I redecorated my bedroom before the holidays. I changed the paint color from gold to soft blue, strung blue twinkle-lights around the canopy bed frame, got a soft white bulb for the lamp, bought a pretty pink and blue coverlet, and framed a watercolor print of Audrey Hepburn on the wall. I loved it so much, I put my white Christmas tree up in the corner and spent most December nights in there.
Things changed. I took down the tree and decided to paint my nightstand, which meant taking everything out of it. The paint I’m using requires two coats, plus two coats of wax—and around my propane heater, the wax stinks. It requires ten days of drying time before I can put anything on top of it. Since it’s been so cold, I haven’t been able to do more than one coat of wax, which means my nightstand is on a tarp in the corner, the clutter from the nightstand is all over the rest of the room, and I can’t use my lamp since it’s too short when sitting on the floor.
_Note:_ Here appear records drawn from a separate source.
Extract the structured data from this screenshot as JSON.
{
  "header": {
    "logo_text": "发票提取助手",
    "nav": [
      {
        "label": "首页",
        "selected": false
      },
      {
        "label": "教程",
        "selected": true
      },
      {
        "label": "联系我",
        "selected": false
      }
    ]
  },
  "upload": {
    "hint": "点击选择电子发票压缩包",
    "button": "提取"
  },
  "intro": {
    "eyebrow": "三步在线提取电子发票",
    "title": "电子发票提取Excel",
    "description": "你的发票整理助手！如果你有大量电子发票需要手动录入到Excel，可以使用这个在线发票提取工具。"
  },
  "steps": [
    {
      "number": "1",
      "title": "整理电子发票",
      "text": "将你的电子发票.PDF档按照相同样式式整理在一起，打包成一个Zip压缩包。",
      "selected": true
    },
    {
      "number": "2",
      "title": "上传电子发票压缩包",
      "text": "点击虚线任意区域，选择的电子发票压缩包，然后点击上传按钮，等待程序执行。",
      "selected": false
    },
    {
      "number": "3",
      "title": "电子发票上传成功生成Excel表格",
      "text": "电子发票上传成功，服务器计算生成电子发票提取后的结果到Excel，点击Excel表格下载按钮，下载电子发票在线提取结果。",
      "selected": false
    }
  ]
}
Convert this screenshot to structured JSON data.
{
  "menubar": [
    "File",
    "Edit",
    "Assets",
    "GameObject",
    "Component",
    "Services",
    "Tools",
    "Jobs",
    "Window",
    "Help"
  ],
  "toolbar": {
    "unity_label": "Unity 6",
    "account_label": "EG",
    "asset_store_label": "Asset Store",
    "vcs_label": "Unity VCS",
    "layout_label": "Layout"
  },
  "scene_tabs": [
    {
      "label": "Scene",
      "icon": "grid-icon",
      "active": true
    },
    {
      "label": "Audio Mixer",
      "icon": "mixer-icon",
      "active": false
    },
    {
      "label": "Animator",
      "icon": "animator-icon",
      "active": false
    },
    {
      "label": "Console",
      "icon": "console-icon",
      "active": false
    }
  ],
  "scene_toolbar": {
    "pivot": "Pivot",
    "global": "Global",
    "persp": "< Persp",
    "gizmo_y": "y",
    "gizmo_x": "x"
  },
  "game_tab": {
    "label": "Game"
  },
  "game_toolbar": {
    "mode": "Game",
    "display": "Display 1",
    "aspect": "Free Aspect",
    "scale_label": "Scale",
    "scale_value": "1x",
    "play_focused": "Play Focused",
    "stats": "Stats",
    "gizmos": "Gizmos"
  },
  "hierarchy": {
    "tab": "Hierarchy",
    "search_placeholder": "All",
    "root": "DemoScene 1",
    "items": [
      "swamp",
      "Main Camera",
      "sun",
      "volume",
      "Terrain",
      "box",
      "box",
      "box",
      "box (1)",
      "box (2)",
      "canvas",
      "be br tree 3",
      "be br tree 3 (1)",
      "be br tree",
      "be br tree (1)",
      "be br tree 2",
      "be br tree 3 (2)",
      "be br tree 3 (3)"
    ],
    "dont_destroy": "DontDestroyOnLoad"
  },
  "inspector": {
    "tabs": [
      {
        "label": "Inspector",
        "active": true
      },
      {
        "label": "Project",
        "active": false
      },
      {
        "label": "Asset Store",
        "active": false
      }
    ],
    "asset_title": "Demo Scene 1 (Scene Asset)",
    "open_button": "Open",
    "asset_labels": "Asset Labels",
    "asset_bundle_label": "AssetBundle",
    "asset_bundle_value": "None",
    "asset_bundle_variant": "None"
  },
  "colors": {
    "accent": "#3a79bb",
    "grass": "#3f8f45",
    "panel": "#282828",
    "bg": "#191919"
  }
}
Before I decided to paint the nightstand, I kept the room spotless. I was proud of it. I made the bed each morning, voluntarily, because it looked so nice. The first thing I did when coming in at night was turn on the twinkle-lights. I haven’t done that in the week and a half since clutter blitzed all over the space. I enter the room and feel downcast, since it’s not pretty at the moment—there’s stuff everywhere, with things out of place. Making the bed in the morning is a chore. I haven’t bothered picking up the wax tools. My cat isn’t as happy, either.
My mood went from flying high to bummed in the time it took to apply a single coat of paint. I’m a doer. I want to get things done quickly and put it all back in order. My painting projects take two days, tops. This time, I can’t. This made me realize: my environment impacts my mood, in negative and positive ways. How I look also impacts my mood. How clean my house is influences my attitude. Unless I feel good about my environment, I have no incentive to keep it tidy. I do want to be in a room I like that makes me feel happy, and encourages my inner-peace; I don’t want to be in a room I hate.
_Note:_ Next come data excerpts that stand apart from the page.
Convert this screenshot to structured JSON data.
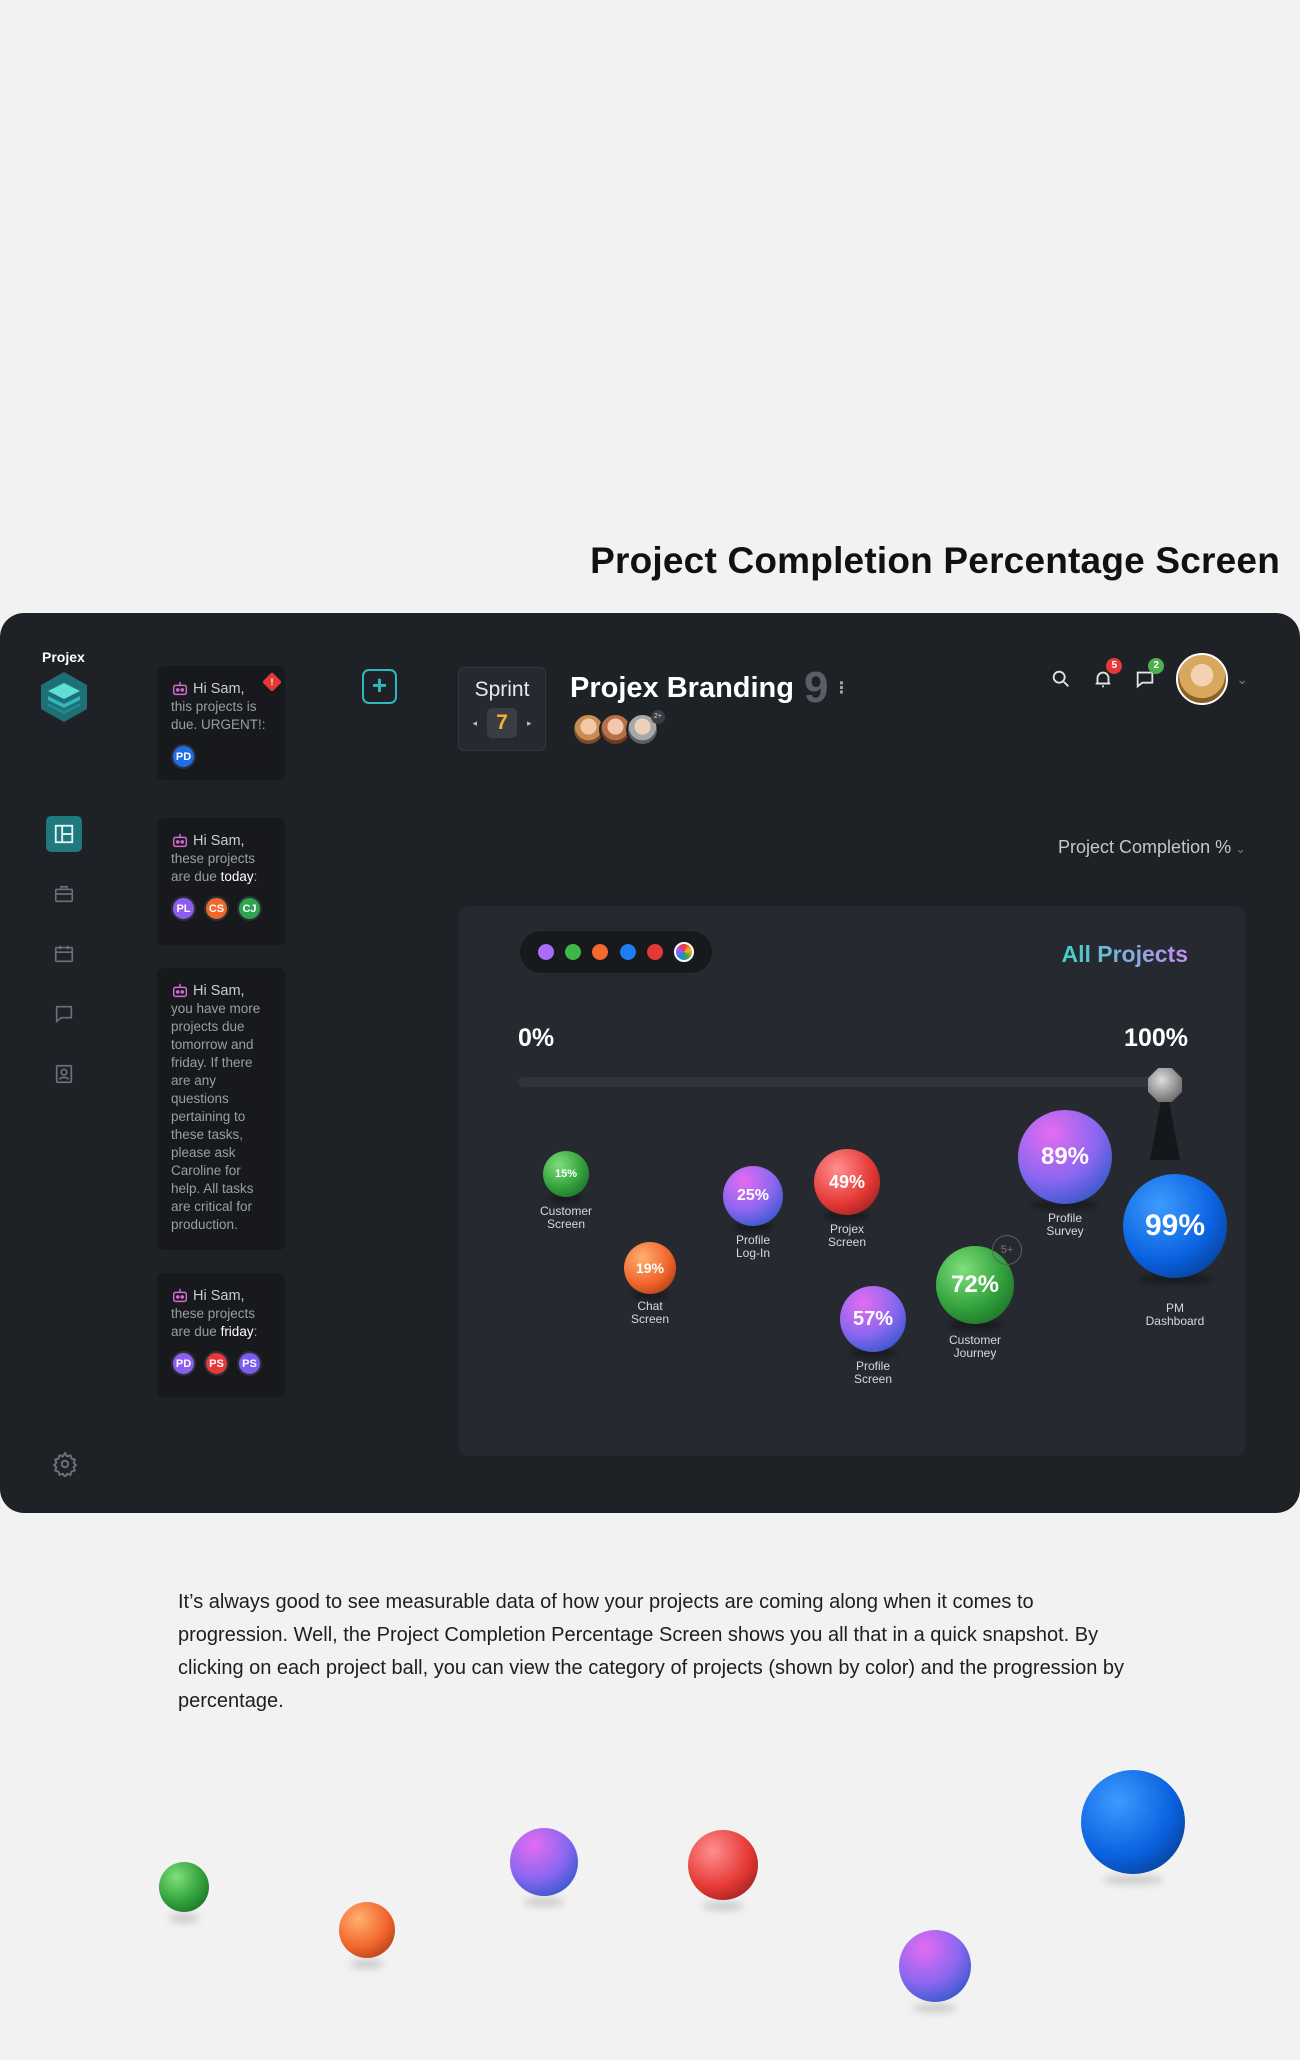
{
  "page_heading": "Project Completion Percentage Screen",
  "app": {
    "brand": "Projex",
    "nav_items": [
      "dashboard-icon",
      "briefcase-icon",
      "calendar-icon",
      "chat-icon",
      "contacts-icon"
    ],
    "notes": [
      {
        "greeting": "Hi Sam,",
        "text": "this projects is due. URGENT!:",
        "urgent": "!",
        "chips": [
          {
            "label": "PD",
            "color": "#1e6ee8"
          }
        ]
      },
      {
        "greeting": "Hi Sam,",
        "text": "these projects are due",
        "highlight": "today",
        "tail": ":",
        "chips": [
          {
            "label": "PL",
            "color": "#8e5cf0"
          },
          {
            "label": "CS",
            "color": "#f0672a"
          },
          {
            "label": "CJ",
            "color": "#2ea44f"
          }
        ]
      },
      {
        "greeting": "Hi Sam,",
        "text": "you have more projects due tomorrow and friday. If there are any questions pertaining to these tasks, please ask Caroline for help. All tasks are critical for production."
      },
      {
        "greeting": "Hi Sam,",
        "text": "these projects are due",
        "highlight": "friday",
        "tail": ":",
        "chips": [
          {
            "label": "PD",
            "color": "#8e5cf0"
          },
          {
            "label": "PS",
            "color": "#e5393b"
          },
          {
            "label": "PS",
            "color": "#7a5cf0"
          }
        ]
      }
    ],
    "add_button": "+",
    "sprint": {
      "label": "Sprint",
      "number": "7",
      "prev": "◂",
      "next": "▸"
    },
    "project": {
      "title": "Projex Branding",
      "count": "9",
      "team_more": "2+"
    },
    "notifications": {
      "bell_count": "5",
      "chat_count": "2",
      "bell_color": "#e53935",
      "chat_color": "#4caf50"
    },
    "filter": {
      "label": "Project Completion %",
      "chevron": "⌄"
    },
    "panel": {
      "all_projects": "All Projects",
      "range_min": "0%",
      "range_max": "100%",
      "category_colors": [
        "#a86cf6",
        "#3fb84a",
        "#f26a30",
        "#1e7cf0",
        "#e53935"
      ],
      "more_label": "5+",
      "balls": [
        {
          "pct": "15%",
          "label": [
            "Customer",
            "Screen"
          ],
          "color": "green"
        },
        {
          "pct": "19%",
          "label": [
            "Chat",
            "Screen"
          ],
          "color": "orange"
        },
        {
          "pct": "25%",
          "label": [
            "Profile",
            "Log-In"
          ],
          "color": "purple"
        },
        {
          "pct": "49%",
          "label": [
            "Projex",
            "Screen"
          ],
          "color": "red"
        },
        {
          "pct": "57%",
          "label": [
            "Profile",
            "Screen"
          ],
          "color": "purple"
        },
        {
          "pct": "72%",
          "label": [
            "Customer",
            "Journey"
          ],
          "color": "green"
        },
        {
          "pct": "89%",
          "label": [
            "Profile",
            "Survey"
          ],
          "color": "purple"
        },
        {
          "pct": "99%",
          "label": [
            "PM",
            "Dashboard"
          ],
          "color": "blue"
        }
      ]
    }
  },
  "description": "It’s always good to see measurable data of how your projects are coming along when it comes to progression. Well, the Project Completion Percentage Screen shows you all that in a quick snapshot. By clicking on each project ball, you can view the category of projects (shown by color) and the progression by percentage."
}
How much does our environment affect mood, sense of self, and confidence?
I suspect: a lot. Consider how you feel when you have a cold sore on your lip, or a pimple… do you become self-conscious in public? Now, think about how the inside of your car might have the same subconscious effect—if you’d feel embarrassed to have someone ride in it with you unexpectedly. If it’s too dirty for them, why do you put up with it? Aren’t you worth a clean car? Think about how your house looks and feels to you. The more I love something, the more pride I take in its appearance, the more effort I put into tidiness.
Apathy indicates something is wrong, that I’ve lost confidence in the object (or myself, if my appearance is what I neglect). In each instance, I must ask myself why.
Am I never home because I love being out and about or because I hate my house? Does it feel good to me or make me sad or depressed? Why? Is it poor planning? Cluttered? Does it make me feel claustrophobic? Is the color stimulating, depressing, or calming? Is there a room in my home I dislike? Why? What about it shouts, “Neglect me”? Do I have furniture I dislike but don’t know what to do with?
Maybe I have so many plants in the window, it obstructs the view and makes it feel dark inside the house. Maybe I need brighter lights, or a different bedspread, or a good couch cover (since I think those colors are ugly, or stripes make me crazy, or the fabric makes me itch), or to paint the dresser, or curtains to make me feel safer, or a filing system, or to go through my drawers one at a time and get rid of “junk.”
Maybe I hate that closet and the door sticks, so I shove everything I don’t know what to do with or dislike into it, but it lurks in the back of my mind every time I’m home. Maybe the basement makes me feel unsafe. Why? Is it too dark? Could I put up some lights? Throw out all the “stuff” and turn it into a family gaming room? Is my office a source of clutter and confusion? Could it be I don’t like the storage bins, so everything stays on the desk?
Life is a journey and I only get one. There’s always a reason… for my mood, my depressive days, my anxieties. It can be tied to food (do I feel good after eating that?), friends (do they leave me feeling better or worse, having spent time with them?), appearance (if I had a haircut I liked, would I fix my hair more often?), and environment. Instead of making a “list” of ways to self-improve this year, and beating myself up for not doing them after the first week, I could just make one: to know myself.
PS: I wrote / published this two weeks ago; in that amount of time, I bought sealant to finish off the nightstand (instead of using wax), painted the dresser the same color, moved book shelves from one end of the house to the other, and cleaned out my office so it breathes better. And the cat is much happier.